Family dinners can be stressful enough for most millennials. But fortunately, now that 2017 has officially become the dumbest year in the history of 21st Century America, family dinners are probably just as stressful for everyone involved. With the perpetual waves of insane breaking news from racial inequity to sexual assailants holding positions of power, there is a subtext in the air for all Americans.
We are aware of these problems in the world, and we are being constantly reminded of them all of the time, but how do we talk about them? In a way, it is a similar idea to why we laugh at bathroom jokes. What happens in the bathroom is something that we learn we cannot talk about in social settings.
Therefore, we find humor in it because as children we are never explained why the bathroom is such a taboo. But what about adults facing real problems of the world that we have been conditioned to alienate?
In the public education system, abstinence-only sex education has conditioned so many people to believe sexual intercourse, whether or not it is safe or consensual, simply should not be talked about.
The same could be said for race. We all learned about the civil war, then the civil rights movement, but what about the 100 years in between? People being too uncomfortable to talk about social inequity is how these unjust systems stay in place.
Even if a person won’t admit to the presence of sexism, racism, homophobia etc. they can at the very least admit that there are problems between American people and the people in charge. So how does this play into family dinner?
Your family should be some of the closest people in your life, that isn’t true for everyone, but nevertheless, you will be obliged to engage in small talk. It is imperative that American citizens can establish solidarity with one-another based on their personal politics.
And this all stems from communicating your grievances as well as hearing other people out. You can disagree with someone, but sincerity goes a long way.
I have personally argued with my grandparents about my political philosophies. They are both independent, but left-leaning. My grandfather does, however, use the word “socialist” as though it were profanity. I myself am a huge leftist. Not too long ago I took my great aunt out to dinner. She is in her late 80’s, and a very religious woman.

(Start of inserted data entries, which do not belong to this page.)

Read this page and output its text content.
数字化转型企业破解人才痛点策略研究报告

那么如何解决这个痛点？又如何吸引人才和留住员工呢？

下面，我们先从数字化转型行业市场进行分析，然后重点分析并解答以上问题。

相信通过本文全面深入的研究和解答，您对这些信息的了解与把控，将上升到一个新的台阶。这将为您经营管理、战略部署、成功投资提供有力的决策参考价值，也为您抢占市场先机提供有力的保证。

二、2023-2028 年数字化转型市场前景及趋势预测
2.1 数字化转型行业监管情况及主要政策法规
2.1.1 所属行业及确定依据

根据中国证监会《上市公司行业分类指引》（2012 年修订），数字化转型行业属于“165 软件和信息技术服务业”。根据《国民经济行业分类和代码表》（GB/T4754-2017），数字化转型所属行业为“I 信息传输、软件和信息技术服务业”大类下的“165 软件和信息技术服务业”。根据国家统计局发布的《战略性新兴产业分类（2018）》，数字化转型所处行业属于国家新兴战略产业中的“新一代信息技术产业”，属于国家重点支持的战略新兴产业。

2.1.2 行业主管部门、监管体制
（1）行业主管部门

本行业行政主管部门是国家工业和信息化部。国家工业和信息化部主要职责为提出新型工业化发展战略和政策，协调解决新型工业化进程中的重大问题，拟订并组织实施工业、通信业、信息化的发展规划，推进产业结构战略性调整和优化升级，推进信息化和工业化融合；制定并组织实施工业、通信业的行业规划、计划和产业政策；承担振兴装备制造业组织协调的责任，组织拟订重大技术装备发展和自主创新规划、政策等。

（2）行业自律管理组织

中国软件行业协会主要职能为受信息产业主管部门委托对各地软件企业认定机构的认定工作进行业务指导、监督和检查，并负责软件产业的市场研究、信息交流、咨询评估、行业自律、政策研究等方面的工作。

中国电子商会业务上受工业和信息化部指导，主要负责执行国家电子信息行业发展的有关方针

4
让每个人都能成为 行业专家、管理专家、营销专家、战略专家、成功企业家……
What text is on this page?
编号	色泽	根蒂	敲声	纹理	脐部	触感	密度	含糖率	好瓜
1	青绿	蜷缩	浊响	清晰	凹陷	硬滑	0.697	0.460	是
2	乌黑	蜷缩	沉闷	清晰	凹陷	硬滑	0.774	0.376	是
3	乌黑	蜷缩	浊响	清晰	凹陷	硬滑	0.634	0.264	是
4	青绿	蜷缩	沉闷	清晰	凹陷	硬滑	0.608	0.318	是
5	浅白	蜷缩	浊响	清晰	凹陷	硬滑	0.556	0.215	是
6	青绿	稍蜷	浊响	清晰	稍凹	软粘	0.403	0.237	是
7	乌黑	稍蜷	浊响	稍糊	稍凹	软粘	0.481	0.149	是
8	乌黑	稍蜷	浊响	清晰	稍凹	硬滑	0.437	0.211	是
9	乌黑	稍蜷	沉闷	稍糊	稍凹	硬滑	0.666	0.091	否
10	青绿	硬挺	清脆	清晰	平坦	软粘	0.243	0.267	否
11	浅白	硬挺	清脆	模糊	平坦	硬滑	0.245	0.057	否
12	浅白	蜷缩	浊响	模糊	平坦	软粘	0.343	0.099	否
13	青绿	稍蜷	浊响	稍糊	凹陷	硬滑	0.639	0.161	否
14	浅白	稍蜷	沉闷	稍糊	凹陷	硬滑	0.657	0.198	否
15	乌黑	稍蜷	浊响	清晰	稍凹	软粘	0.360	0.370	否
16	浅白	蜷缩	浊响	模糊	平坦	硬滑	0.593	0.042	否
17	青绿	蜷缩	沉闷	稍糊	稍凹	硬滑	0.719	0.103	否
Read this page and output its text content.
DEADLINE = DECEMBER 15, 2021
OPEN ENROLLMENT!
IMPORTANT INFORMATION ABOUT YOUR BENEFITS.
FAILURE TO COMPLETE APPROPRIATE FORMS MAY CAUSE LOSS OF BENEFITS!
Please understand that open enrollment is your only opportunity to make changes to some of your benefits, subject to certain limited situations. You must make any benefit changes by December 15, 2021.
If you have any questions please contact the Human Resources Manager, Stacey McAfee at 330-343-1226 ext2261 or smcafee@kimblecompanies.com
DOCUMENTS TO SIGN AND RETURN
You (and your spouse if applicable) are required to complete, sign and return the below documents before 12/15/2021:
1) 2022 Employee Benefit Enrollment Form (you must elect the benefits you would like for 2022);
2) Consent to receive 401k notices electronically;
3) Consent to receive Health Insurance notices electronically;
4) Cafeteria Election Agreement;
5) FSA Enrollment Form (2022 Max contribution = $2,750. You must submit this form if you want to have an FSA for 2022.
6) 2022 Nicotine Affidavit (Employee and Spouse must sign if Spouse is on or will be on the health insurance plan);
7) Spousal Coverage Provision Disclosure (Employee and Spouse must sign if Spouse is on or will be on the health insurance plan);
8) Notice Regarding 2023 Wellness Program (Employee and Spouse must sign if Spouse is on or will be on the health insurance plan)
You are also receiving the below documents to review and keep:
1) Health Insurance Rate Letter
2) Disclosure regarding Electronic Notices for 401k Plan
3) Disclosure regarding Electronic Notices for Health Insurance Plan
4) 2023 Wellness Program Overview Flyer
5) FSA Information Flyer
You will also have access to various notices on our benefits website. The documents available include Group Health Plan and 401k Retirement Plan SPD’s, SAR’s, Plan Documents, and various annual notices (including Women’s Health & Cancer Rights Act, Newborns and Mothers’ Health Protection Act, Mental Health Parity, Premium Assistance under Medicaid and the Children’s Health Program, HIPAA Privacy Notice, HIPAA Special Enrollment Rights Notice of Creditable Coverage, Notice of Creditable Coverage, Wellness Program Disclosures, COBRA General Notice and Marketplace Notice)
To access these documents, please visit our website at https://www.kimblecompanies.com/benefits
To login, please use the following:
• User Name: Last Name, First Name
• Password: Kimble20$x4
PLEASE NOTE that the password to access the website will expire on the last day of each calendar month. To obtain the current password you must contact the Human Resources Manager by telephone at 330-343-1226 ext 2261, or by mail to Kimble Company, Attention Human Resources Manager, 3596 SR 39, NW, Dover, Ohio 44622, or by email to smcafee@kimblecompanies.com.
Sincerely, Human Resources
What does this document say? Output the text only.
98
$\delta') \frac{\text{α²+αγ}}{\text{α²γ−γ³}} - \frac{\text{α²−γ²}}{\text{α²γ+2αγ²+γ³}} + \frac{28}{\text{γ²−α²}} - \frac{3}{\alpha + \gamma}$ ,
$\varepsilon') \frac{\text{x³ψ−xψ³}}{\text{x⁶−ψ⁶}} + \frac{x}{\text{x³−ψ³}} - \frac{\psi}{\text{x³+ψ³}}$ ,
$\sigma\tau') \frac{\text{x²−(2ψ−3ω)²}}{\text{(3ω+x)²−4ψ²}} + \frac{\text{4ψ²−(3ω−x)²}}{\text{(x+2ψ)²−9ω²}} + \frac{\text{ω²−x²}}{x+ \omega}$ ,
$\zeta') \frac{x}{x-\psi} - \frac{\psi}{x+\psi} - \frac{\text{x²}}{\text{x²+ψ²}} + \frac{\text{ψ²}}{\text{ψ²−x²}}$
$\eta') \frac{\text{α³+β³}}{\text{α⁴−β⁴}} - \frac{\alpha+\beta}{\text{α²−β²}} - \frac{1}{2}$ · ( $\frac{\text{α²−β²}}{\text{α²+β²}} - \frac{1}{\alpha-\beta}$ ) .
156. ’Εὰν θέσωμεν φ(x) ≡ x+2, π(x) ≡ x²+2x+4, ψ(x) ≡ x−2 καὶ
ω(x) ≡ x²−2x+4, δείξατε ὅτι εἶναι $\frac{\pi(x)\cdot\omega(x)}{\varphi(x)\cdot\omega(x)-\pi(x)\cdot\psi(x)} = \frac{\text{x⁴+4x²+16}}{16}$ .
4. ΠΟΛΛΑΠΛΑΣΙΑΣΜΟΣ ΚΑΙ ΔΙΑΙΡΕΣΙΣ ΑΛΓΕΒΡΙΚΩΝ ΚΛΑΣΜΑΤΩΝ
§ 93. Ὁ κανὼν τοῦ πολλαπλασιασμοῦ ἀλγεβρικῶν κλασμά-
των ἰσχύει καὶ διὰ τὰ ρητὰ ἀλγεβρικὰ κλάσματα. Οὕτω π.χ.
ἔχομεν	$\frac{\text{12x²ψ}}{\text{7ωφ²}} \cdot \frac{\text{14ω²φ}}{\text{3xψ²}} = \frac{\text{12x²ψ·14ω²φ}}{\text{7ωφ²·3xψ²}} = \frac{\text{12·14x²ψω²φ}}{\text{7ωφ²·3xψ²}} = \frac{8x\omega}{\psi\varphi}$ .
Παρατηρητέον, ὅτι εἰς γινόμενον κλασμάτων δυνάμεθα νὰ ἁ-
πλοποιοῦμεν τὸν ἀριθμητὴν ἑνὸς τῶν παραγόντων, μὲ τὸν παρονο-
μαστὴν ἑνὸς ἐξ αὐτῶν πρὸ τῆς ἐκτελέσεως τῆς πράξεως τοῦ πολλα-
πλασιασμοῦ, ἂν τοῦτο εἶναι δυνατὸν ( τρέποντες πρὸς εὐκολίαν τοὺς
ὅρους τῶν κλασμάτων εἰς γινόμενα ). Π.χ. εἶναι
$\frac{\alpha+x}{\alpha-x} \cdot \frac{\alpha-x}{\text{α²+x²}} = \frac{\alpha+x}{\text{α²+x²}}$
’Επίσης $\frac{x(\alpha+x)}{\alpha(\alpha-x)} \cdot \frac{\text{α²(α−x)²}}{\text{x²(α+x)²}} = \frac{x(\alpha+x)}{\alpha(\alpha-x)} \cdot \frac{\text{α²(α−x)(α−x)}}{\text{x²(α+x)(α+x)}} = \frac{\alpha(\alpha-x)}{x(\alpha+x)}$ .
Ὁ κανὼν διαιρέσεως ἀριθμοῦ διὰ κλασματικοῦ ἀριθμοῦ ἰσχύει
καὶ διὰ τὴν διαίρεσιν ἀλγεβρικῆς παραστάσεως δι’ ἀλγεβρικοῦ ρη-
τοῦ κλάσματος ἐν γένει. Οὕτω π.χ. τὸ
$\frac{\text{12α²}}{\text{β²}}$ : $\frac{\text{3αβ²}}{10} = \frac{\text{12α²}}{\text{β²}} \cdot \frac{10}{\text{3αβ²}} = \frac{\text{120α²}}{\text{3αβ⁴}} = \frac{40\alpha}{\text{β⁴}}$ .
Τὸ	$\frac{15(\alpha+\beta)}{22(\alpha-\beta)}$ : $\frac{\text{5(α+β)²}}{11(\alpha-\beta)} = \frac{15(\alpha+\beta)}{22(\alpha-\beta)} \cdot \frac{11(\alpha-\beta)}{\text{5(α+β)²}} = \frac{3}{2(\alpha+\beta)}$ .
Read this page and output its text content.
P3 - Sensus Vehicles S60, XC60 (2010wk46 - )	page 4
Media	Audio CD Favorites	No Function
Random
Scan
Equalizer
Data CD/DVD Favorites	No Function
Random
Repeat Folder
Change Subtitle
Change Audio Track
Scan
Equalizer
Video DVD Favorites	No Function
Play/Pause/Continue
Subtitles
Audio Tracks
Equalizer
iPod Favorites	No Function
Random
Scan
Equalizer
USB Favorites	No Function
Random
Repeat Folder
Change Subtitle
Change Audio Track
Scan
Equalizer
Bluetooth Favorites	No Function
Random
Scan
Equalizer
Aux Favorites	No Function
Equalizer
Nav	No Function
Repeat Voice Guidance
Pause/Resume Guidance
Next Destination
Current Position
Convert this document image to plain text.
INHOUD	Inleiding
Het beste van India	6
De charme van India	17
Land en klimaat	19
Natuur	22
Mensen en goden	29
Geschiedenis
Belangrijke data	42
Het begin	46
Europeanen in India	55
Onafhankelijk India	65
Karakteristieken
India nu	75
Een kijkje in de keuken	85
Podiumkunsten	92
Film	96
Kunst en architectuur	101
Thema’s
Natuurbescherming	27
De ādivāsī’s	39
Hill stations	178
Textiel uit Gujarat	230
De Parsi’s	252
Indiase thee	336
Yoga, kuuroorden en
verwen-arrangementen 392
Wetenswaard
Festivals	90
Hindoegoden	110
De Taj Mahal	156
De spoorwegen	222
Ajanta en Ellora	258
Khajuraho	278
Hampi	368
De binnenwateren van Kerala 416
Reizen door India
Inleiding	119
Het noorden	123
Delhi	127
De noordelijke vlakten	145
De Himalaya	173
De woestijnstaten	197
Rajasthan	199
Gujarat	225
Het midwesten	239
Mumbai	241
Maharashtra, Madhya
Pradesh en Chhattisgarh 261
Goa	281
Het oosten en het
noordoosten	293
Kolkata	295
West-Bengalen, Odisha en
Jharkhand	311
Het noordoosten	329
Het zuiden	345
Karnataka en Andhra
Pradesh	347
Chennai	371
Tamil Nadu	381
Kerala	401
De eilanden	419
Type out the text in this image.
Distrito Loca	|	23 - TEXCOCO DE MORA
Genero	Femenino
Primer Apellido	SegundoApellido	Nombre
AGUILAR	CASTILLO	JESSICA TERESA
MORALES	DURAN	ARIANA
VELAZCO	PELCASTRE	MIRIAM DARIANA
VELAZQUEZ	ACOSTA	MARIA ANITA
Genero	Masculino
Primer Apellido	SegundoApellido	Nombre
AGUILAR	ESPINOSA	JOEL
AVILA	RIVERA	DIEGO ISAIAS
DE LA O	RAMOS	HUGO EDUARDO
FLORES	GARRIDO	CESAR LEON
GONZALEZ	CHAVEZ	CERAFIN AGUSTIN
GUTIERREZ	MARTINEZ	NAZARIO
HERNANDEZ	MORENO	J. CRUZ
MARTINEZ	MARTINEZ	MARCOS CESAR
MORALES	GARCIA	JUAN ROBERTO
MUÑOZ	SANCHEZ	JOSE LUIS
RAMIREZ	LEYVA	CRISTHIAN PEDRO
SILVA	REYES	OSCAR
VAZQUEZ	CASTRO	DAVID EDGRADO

Halfway through the meal, she asks me what my thoughts were on athletes kneeling during the national anthem. I told her it didn’t bother me and I felt they were entitled to express their values. She disagreed with me and claimed that it was an insult to veterans.
She then explains that she had a big argument with my grandmother about this issue because my grandmother feels the same way I do. And that is something I really would never have expected. My point is, don’t be scared to talk to any member of your family about politics. You both may learn something.